Kacy, the situation has nothing to do with corporate CEO's. These people should be helped because it is the right thing to do...right for the people, right for the communities and right for the country.

No, I don't disagree that there are excesses in the CEO category, along with excesses in Hollywood and excesses in sport salaries, along with excesses in the music industry.,,,but there is no connection here.

I do find myself wondering, though, why it couldn't be handled by the private sector, to a degree. Seems to me a field that could be lucrative to entrepreneurs.

latearrival
Member Ascendant
since 2003-03-21
Posts 5499
Florida
9 posted 2009-04-25 12:43 PM


understanding the need for mental health and drug abuse places. Not understanding that new Mayor. This is a terrible situation and it is nation wide. Who will help these people and what does the future hold?   latearrival
Ron
Administrator
Member Rara Avis
since 1999-05-19
Posts 8669
Michigan, US
10 posted 2009-04-25 12:51 PM


Perhaps we should pass stronger laws to protect people from themselves?

I mean, obviously, it's better to stop a teen from becoming addicted than to treat them for addiction, right?

What laws would better protect people from letting themselves become drug addicts?

serenity blaze
Member Empyrean
since 2000-02-02
Posts 27738

11 posted 2009-04-25 03:47 PM


*chuckling*

I tell you what, Ron.

After a few years of hangin' around here, I know how carefully you word your arguments, and I suspect this is worded in such a way as to be deliberately provocative. (i.e., "letting themselves"?)

So instead of me just reacting and getting my last hormone all tied in a knot, why don't we skip the part where I misunderstand you and you just say what you mean?

*laughing*

latearrival
Member Ascendant
since 2003-03-21
Posts 5499
Florida
12 posted 2009-04-25 04:06 PM


Ron I firmly believe there are some personalities that do need protection from themselves. But how .do we do it? I have had two daughters who became addicted to Rx medicines. One who overdosed on those medicines and ended her life at age 36.
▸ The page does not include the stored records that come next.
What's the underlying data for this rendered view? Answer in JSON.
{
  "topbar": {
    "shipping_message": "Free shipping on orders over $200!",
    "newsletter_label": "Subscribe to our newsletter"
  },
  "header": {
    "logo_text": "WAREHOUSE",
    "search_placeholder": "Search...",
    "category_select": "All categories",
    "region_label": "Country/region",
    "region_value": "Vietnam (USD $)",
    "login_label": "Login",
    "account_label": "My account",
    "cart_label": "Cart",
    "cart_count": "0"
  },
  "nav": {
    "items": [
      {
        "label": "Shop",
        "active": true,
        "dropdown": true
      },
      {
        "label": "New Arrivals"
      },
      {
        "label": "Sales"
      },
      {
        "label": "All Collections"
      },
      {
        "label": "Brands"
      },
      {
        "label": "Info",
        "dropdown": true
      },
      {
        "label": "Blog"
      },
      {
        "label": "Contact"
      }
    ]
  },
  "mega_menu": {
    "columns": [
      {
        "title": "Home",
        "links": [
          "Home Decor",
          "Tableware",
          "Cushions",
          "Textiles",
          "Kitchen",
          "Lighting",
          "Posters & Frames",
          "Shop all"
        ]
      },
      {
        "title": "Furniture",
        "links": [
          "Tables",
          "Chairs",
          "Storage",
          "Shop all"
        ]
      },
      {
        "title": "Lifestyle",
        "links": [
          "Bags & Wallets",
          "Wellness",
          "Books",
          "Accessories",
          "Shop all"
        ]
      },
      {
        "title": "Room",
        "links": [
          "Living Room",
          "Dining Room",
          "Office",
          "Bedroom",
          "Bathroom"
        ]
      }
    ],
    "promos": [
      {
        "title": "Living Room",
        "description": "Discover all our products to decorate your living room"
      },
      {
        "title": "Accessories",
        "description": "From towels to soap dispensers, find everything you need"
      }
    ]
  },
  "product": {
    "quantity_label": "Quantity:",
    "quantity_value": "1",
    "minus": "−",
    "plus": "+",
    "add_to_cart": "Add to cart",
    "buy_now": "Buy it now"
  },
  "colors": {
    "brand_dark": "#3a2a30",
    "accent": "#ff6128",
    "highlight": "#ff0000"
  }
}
Some Doctors do not seem to care. There is one here in town that should be shown the highway. But he keeps prescribing and the druggist fills the script. I wonder why even they do not say no to yet another Rx for some confused person who needs counseling not medication. I called this doctor once, (against my own judgment about not meddling in my grown children’s lives). He said he knew about my older daughter, so why did he continue to do the same to this one? (Different states different doctors) I am sure he felt if he did not she would find someone who would. I could write a book t follow Karen’s here. But I will not. This is just to say I understand and am listening.  latearrival

XOx Uriah xOX
Senior Member
since 2006-02-11
Posts 1403
Virginia
13 posted 2009-05-15 12:37 PM


Hell, I don't know what to call this either.
The only thing I can think to say is...
"I'm glad your daughter is ok"

and...

"Oh, that Serenity...
she sure can dress up an alley !"

brneyedgrly
Senior Member
since 2009-06-08
Posts 1125
nowhere and everywhere
14 posted 2009-06-11 07:20 PM


wow...i happened upon this and could not stop reading...you are a strong lady, blaze

~I am the keeper of what he cast off~

serenity blaze
Member Empyrean
since 2000-02-02
Posts 27738

15 posted 2009-06-12 11:37 PM


No.

I have learned to accept help.

But thank you, for thinking me "strong"--since my next step is to learn to not cringe while accepting help.

The good people of this forum helped me and my family tremendously.

So there must be quite a few altruistic recessive genes out there.



I love you all.

crosscountry83
Member
since 2009-07-30
Posts 345

16 posted 2009-08-04 06:13 PM


Wow, I'd be really stressed if I were you.  Talking all that pressure like that, I admire you.